A man found guilty of murdering his first wife and attempting to kill his second wife for insurance money has been compared to a "paedophile - grooming women" by the sister of his surviving victim.
Malcolm Webster, 52, was convicted at the High Court in Glasgow of attempting to kill Auckland nurse Felicity Drumm by drugging her multiple times between July 1996 and February 1999 - endangering her unborn child.
He was also found guilty of murdering Claire Morris, 32, in a staged crash in Aberdeenshire in 1994 for a life insurance payout.
Webster, from Surrey, drugged her, drove the car off the road and started a fire while she was unconscious in the vehicle.
Felicity Drumm's sister Jane Drumm, who was instrumental in bringing Webster to justice, told Radio New Zealand his crimes seemed to be motivated by a need to appear rich and powerful.
He courted multiple women at the same time before Ms Drumm agreed to marry him, she said.
"He was like a paedophile, grooming women and seeing which one he could get across the line... Any one of those women could have ended up dead."
An initial courtship of flowers, lavish gifts and expensive dinners eventually gave way to a series of terrifying incidents.
Ms Drumm said her sister was drugged multiple times, including once when she woke up in the Woodhill forest and saw Webster carrying away their baby.
The next day, Webster swerved the pair's car across two lanes, only missing a concrete post when his wife wrenched the steering wheel, Ms Drumm said.
He screamed for her stay in the vehicle while he went to the boot - which contained a petrol canister - and tried to pop it open, she said.
"He must have been quite frantic by this time... He was desperate."
Ms Drumm said her sister had moved on from the murder attempt and developed a successful career in nursing.
Webster had claimed his first wife's death was a tragic accident and denied the charges against him, but the jury of nine women and six men found him unanimously guilty.
He sat still and showed little emotion in court as the guilty verdicts were announced, the Press Association reported.
The jury earlier heard evidence from senior police investigator, Chief Inspector Phil Chapman, who said: "The thing that struck me was he was an individual who has, and will continue to have, an insatiable appetite for wealth and the trappings of wealth which knew literally no bounds.
"He basically has used his wife as a vehicle to obtain money.
"He literally spent over £200,000 ($410,000) in a six-month period (after the death of Claire Morris), so that basically took him back to being almost insolvent again."

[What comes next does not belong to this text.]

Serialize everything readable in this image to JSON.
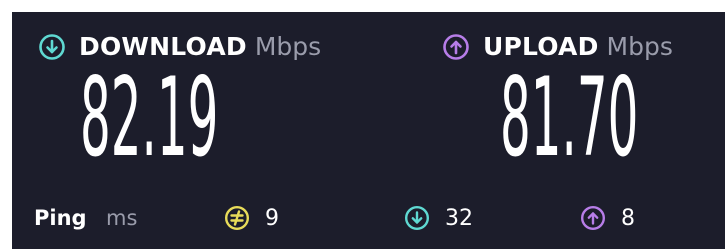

The court heard Webster did not pay off his mortgage with the insurance payout, but lavished gifts on women he was involved with soon after Ms Morris's death.
After one of Ms Drumm's sisters contacted police with suspicions in 2006, officers turned their attention to a tissue sample from Ms Morris's liver that had been preserved.
Tests on the liver tissue revealed there was a 92.4 per cent probability temazepam, which can be taken to treat sleeping problems and for sedation, was in the sample.
"That clearly was a significant development for us in that Felicity Drumm's position was always that she had been drugged and that various tests had been conducted which had detected the presence of benzodiazepines in her body," Insp Chapman said.
A third woman, Simone Bannarjee, whom Webster allegedly attempted to bigamously marry and told he had leukaemia as part of a fraudulent scheme, gave teary evidence during the trial.
Other witnesses travelled from Peru, Yemen, Australia, New Zealand and America, including a string of women seduced by Webster over a decade.
The trial began on February 1 and was Scotland's longest criminal trial with a single accused.